Securing backend API in APIM (Azure API Management ) in Consumption Plan

0
votes

I am working on Azure in which I had to setup an API Management service in consumption tier. I need to secure the backend API's (App service) so that it can only be accessed via API Management service.

In APIM developer plan I used, I configured securing backend API by whitelisting IP of APIM in app service, but in consumption plan, this will not work as APIM in consumption plan will not have public IP.

I want to secure backend API's (App service) behind API Management service (consumption plan).

I tried:

  1. IP whitelisting but it worked in developer plan in APIM and not in consumption plan.
  2. Azure active directory and VNet is not supported in consumption plan.

I visited this link and then How-to-guides->Secure your back-end link.

One of the options in the above link is to secure backend API's through Azure Active Directory and also through connecting to an internal virtual network.
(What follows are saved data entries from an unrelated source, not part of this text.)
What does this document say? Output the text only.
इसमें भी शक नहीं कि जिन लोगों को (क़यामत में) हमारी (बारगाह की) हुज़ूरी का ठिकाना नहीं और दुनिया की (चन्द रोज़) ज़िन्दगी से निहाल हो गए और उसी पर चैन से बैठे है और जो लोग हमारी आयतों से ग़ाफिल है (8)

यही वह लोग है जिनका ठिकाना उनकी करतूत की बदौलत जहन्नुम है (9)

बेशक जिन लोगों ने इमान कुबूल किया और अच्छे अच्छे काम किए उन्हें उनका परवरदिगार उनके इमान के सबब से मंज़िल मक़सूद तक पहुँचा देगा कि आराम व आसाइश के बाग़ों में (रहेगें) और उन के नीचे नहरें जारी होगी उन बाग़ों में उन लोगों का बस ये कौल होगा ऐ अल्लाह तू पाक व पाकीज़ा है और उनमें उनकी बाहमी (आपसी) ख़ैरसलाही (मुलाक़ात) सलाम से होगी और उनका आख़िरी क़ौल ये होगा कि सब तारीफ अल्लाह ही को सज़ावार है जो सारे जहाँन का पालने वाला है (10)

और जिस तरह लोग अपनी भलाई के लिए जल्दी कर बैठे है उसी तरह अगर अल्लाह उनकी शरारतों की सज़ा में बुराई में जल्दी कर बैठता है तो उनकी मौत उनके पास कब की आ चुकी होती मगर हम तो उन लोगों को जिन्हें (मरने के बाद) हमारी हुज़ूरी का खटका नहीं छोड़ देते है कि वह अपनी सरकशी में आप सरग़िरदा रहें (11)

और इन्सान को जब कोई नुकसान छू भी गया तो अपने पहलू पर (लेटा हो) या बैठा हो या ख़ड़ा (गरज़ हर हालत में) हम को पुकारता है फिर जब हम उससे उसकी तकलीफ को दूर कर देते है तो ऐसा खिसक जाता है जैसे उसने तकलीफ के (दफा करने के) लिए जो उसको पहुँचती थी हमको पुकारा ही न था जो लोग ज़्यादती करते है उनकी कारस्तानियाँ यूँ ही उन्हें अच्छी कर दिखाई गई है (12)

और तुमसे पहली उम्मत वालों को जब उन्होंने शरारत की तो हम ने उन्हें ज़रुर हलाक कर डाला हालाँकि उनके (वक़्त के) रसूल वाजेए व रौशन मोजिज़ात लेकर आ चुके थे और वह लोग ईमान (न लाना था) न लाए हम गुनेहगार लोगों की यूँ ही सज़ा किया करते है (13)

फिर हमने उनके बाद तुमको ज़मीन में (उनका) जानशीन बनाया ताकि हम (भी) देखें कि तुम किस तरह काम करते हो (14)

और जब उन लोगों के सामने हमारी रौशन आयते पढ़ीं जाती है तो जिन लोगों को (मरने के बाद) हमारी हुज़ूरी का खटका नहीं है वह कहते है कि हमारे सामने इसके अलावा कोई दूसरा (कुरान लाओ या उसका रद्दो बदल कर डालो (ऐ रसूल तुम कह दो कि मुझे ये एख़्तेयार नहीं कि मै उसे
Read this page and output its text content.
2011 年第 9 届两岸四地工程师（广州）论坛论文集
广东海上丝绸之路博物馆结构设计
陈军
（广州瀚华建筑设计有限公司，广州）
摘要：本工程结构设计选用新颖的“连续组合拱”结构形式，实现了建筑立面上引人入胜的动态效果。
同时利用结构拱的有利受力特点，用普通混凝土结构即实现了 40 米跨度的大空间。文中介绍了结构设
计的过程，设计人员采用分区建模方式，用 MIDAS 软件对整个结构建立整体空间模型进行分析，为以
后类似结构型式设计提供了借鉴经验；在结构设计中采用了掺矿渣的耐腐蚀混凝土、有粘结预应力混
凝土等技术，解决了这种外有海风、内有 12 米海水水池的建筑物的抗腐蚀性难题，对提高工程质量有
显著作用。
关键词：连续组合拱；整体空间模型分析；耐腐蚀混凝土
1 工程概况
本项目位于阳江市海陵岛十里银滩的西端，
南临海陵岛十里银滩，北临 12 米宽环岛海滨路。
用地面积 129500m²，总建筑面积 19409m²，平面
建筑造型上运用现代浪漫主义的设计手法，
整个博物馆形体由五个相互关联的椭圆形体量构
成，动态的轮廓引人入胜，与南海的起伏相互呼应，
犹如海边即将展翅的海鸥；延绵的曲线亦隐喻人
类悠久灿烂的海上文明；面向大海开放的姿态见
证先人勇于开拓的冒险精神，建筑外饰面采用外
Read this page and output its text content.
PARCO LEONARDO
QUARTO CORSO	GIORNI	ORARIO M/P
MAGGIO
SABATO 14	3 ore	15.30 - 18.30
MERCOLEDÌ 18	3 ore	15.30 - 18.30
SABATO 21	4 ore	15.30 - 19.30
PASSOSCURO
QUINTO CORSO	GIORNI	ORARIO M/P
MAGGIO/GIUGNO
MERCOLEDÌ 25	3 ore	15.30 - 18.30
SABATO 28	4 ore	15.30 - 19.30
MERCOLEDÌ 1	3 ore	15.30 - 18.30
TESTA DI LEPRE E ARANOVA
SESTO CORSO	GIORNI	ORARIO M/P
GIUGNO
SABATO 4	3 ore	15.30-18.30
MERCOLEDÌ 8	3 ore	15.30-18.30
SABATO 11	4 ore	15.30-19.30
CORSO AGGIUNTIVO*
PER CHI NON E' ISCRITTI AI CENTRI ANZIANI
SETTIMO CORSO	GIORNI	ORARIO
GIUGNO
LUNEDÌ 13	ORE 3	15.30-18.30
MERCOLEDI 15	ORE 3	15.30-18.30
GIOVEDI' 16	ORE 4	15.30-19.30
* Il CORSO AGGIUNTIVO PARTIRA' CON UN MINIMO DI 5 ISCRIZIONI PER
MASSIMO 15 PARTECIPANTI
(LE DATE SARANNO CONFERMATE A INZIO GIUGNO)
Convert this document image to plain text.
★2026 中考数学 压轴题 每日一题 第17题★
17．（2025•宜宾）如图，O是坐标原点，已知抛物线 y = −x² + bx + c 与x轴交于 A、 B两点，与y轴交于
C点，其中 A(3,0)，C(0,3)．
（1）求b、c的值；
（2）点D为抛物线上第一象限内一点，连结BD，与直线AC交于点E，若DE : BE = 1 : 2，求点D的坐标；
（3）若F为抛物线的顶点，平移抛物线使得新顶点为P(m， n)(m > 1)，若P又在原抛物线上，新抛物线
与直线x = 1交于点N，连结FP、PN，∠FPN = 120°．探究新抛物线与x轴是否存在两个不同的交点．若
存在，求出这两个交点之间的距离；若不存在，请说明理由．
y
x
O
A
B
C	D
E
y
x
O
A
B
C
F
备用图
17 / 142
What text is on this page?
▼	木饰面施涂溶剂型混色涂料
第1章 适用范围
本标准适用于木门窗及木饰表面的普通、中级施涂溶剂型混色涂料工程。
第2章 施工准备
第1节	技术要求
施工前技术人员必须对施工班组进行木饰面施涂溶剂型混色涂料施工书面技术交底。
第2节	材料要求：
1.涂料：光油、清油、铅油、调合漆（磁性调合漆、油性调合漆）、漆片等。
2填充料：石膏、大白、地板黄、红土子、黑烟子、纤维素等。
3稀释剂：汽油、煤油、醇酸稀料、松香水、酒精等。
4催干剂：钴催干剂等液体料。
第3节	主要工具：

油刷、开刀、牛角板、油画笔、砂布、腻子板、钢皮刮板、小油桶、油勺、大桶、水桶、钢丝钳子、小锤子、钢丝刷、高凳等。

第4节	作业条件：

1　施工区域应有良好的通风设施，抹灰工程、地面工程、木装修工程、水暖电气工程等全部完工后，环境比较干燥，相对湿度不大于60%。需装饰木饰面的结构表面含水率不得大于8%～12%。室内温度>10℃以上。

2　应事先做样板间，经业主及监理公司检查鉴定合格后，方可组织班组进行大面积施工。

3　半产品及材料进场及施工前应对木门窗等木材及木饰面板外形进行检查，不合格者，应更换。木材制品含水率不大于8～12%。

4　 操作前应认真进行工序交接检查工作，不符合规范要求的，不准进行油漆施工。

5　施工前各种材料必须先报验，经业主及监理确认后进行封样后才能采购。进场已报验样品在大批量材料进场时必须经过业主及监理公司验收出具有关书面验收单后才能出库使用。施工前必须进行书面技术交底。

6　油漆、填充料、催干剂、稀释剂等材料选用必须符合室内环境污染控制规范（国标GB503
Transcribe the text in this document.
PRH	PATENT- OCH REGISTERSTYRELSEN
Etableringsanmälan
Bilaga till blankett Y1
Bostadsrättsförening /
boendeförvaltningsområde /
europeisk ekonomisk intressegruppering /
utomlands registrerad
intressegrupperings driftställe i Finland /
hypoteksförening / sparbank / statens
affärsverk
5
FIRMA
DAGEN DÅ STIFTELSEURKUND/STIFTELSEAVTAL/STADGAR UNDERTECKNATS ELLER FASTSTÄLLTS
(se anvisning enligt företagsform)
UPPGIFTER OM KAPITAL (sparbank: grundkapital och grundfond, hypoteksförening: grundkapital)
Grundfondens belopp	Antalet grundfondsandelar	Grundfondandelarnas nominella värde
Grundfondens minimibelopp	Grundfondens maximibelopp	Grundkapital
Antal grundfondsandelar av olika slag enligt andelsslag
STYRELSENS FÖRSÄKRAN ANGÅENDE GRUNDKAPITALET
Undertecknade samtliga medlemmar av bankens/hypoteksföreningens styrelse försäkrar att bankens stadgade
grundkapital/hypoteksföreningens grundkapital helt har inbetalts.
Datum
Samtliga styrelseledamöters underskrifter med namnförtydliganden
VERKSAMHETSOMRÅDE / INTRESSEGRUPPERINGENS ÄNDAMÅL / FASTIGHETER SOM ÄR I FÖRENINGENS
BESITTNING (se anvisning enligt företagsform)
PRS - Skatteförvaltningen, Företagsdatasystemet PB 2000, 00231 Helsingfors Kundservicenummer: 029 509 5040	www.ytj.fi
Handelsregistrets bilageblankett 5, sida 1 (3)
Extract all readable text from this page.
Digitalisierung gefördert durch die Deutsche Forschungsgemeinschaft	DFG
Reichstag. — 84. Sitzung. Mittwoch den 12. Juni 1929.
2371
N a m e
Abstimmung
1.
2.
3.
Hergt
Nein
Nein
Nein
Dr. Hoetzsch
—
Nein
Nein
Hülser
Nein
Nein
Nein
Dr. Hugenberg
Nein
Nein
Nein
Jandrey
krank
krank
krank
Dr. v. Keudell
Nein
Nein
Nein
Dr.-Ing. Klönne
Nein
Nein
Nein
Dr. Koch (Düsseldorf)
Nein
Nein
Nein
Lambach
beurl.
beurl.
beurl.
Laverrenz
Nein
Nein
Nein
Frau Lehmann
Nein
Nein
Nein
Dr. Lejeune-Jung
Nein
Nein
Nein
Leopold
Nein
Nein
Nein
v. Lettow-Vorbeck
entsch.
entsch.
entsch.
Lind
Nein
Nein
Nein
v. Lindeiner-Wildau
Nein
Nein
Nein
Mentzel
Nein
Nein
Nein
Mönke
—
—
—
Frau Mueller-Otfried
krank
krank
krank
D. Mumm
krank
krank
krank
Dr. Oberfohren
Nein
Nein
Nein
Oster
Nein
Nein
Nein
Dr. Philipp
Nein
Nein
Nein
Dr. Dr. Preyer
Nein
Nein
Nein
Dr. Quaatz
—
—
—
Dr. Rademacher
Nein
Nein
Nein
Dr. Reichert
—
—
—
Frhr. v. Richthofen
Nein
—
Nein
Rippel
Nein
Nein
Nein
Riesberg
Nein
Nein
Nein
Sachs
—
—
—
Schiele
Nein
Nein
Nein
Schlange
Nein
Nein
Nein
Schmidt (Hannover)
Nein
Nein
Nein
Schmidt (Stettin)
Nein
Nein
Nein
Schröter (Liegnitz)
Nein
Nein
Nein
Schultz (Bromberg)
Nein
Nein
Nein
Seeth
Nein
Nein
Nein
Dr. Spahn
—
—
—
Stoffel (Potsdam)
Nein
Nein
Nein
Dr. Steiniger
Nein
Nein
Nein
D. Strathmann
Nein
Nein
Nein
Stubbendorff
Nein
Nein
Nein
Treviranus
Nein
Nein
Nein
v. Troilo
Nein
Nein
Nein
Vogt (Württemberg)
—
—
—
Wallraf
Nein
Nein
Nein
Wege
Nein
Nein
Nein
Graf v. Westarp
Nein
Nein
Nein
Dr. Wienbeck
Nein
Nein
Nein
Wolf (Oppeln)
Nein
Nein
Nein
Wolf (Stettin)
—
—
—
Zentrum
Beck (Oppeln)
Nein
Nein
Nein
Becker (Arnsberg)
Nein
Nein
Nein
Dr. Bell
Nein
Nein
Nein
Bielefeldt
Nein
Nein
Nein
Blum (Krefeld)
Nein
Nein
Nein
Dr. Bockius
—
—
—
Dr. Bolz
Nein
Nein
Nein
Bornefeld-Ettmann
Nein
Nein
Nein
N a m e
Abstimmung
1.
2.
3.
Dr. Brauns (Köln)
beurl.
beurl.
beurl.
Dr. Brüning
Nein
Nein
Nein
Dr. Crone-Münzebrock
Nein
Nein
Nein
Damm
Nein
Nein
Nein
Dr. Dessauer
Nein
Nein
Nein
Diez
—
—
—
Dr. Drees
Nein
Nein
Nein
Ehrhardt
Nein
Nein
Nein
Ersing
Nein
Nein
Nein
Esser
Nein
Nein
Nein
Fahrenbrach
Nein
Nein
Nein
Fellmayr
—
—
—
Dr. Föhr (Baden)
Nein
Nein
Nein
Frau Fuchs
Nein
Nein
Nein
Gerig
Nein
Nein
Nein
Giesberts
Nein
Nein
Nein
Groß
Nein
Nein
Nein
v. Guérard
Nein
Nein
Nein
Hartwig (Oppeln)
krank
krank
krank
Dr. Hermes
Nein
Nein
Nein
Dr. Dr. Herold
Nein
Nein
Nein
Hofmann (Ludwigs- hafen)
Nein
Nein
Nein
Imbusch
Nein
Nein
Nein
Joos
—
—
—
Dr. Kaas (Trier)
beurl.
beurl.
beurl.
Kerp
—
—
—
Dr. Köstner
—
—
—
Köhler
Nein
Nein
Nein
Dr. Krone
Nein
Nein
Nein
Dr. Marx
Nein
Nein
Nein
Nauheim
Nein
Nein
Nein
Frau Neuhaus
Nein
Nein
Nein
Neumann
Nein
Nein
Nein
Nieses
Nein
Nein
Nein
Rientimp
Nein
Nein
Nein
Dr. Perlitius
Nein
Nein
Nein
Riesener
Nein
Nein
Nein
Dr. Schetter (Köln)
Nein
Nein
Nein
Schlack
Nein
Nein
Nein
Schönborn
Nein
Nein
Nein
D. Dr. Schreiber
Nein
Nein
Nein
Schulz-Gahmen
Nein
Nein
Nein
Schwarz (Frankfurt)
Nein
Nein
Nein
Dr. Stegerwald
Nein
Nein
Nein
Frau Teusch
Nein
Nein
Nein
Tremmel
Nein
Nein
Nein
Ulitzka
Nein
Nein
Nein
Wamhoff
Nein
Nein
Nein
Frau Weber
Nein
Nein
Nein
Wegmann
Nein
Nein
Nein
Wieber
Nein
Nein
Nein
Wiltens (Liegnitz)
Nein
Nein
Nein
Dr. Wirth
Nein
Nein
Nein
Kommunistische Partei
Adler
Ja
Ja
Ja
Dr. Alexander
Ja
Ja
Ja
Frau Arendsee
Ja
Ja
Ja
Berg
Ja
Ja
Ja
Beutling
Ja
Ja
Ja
Unfortunately, these two features are also not supported in consumption tier.

1
azurebackendazure-api-management

1 Answers

3
votes

You can use client certificate authentication to secure you backend service. Besides, please note that to receive and verify client certificates in the Consumption tier you must first turn on "Request client certificate" setting on the "Custom domains" blade as shown below.

For more details, please refer to How to secure back-end services using client certificate authentication in Azure API Management and How to secure APIs using client certificate authentication in API Management.